The most obvious way we experience fear goes like this: we see something (like someone writing tickets and approaching our car, where the meter has just expired), we identify it, we dig up information about it from memories, and we make a rational conclusion as to whether or not we should be worried. This process mostly goes on in ways that we can observe with our conscious mind. This route is called the “high road.”

But there’s a completely different route, the “low road,” and in some ways the low road is much more powerful.

This different route is governed by a fairly primitive part of our brain called the Amygdalae. The Amygdalae are concerned with major threats that require us to act before we even recognize them, and they don’t really care if there are some false alarms now and then as long as the job gets done.

Imagine (not too vividly, please) that you’re driving to work. A few small, dark clouds are scudding across the sky. Some clarinet music is playing on the radio, and you’ve just passed a big, orange truck. Suddenly, you hit a piece of sharp metal that has somehow gotten onto the road, your tire blows out, your car spins of out control, you smash into the guard rail, and two other cars plow into you, after which it takes emergency workers almost half an hour to get you out of your totaled car. Let’s say that you’re miraculously all right, just to keep this as low-stress as possible while still making the point.

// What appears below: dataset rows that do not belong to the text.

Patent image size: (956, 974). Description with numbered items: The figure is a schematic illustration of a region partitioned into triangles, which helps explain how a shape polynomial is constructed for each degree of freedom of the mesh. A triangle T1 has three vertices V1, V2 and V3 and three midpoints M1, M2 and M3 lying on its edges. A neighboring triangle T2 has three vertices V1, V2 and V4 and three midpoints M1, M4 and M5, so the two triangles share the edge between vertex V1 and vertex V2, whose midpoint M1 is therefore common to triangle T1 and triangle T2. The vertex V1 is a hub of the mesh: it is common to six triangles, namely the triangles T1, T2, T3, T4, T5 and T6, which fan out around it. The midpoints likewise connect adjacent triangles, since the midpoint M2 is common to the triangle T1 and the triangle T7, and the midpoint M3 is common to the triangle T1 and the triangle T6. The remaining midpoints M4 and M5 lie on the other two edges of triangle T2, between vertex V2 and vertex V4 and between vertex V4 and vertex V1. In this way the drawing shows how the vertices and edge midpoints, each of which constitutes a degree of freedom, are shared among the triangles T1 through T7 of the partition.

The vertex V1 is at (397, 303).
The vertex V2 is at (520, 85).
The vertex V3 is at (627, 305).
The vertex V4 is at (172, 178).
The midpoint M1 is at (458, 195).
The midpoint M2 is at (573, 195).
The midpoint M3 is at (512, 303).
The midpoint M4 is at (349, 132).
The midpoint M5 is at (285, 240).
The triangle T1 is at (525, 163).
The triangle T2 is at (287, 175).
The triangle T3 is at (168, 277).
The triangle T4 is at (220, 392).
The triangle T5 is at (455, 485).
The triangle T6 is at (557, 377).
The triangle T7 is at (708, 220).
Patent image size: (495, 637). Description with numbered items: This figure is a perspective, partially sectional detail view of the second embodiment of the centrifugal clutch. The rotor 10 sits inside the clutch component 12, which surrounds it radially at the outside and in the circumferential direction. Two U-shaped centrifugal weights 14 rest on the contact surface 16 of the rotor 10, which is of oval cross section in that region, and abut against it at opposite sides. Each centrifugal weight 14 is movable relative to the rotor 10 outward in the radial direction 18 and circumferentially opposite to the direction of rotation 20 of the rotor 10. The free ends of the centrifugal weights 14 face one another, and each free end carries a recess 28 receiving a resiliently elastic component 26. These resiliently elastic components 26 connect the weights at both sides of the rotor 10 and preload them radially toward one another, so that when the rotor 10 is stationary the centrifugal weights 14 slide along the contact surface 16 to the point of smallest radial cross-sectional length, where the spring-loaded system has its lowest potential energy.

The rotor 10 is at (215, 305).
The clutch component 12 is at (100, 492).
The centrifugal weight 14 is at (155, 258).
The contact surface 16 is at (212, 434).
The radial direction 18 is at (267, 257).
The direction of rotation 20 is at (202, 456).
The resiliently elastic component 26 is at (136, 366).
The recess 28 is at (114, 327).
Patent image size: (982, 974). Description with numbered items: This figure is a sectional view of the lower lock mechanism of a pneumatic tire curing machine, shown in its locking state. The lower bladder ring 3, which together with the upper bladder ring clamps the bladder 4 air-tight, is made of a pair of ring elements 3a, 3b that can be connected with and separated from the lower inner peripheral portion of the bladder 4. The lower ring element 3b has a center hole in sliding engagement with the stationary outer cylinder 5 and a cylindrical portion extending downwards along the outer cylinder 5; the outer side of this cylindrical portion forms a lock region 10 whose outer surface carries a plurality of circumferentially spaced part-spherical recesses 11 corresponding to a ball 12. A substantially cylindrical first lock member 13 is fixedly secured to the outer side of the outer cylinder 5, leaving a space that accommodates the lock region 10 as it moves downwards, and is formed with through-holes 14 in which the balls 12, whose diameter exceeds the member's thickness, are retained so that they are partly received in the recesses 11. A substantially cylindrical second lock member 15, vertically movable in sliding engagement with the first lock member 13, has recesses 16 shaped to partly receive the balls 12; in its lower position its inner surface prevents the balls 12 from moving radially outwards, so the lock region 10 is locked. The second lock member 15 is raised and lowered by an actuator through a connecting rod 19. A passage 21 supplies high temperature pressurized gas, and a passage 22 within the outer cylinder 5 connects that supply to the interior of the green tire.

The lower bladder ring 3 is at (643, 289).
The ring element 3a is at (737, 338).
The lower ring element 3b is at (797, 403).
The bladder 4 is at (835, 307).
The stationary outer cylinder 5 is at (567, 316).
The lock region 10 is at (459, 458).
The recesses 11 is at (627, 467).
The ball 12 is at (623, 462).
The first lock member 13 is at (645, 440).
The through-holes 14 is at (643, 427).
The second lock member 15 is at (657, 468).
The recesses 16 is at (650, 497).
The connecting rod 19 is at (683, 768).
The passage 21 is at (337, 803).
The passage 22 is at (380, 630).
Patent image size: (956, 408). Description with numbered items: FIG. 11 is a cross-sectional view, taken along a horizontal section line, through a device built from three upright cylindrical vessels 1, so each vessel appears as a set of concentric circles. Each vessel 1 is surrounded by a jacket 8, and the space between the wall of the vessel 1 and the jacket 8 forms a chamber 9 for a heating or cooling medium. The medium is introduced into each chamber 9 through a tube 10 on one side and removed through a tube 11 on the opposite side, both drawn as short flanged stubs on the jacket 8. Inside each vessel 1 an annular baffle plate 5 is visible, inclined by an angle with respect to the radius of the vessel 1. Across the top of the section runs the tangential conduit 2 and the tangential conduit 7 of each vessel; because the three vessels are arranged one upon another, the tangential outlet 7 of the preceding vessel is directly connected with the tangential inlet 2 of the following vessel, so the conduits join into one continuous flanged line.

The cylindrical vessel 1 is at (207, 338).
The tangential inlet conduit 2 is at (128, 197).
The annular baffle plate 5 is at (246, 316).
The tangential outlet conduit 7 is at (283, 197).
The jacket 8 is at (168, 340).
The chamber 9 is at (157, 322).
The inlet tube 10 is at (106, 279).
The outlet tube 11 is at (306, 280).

When this horrible thing happened, your body knew on a profound level just how horrible it was, that it was something to be afraid of. As soon as you knew to be scared, the Amygdalae charged into action and started taking note of all of your sensory impressions–the orange of the truck, the clarinet music, the scudding clouds. Your Amygdalae take in everything they can, but they don’t really understand any of what they’re tagging in your memory; all they know is that something horrible happened that you never want to have happen again, and all of those sensory impressions occurred just before the Bad Thing, which as far as the Amygdalae are concerned, makes them suspect. As a result, the next time you experience one of those sensory impressions, your Amygdalae may notice and scream “danger, danger!”, leaving you frightened and confused simply because your next door neighbor’s kid is practicing her clarinet. This is where phobias come from.

And because of mood congruity, the fear or anxiety your Amygdalae give you can kick off memories of other frightening experiences, making you more fearful and perhaps making it harder to figure out what you were responding to in the first place.

A widely-accepted approach to dealing with these kinds of fears is to get in touch with them, to re-experience them. This is part of one possible solution, but only part: the key is that revisiting those memories–or simply experiencing the same sensory input, like the color orange or the sound of a clarinet–has to occur in a safe environment. If you experience the thing that produces the fear but feel safe because you’re in a different environment, the Amygdalae begins to recognize that they may have been too hasty with that particular stimulus. When the danger-signal-in-safe-environment experience is repeated, the Amygdalae’s warning signs begin to fade and eventually disappear altogether.

This is partly why talking with a trusted friend about something fearful can help the fear go away, and why talk therapy can work well for people in certain situations. It’s not necessarily an easy solution, since it involves facing fears, but it can be immediately comforting and encouraging.

As always, please keep in mind that I’m not a therapist or physician, and that nothing I say on this blog should be considered professional advice.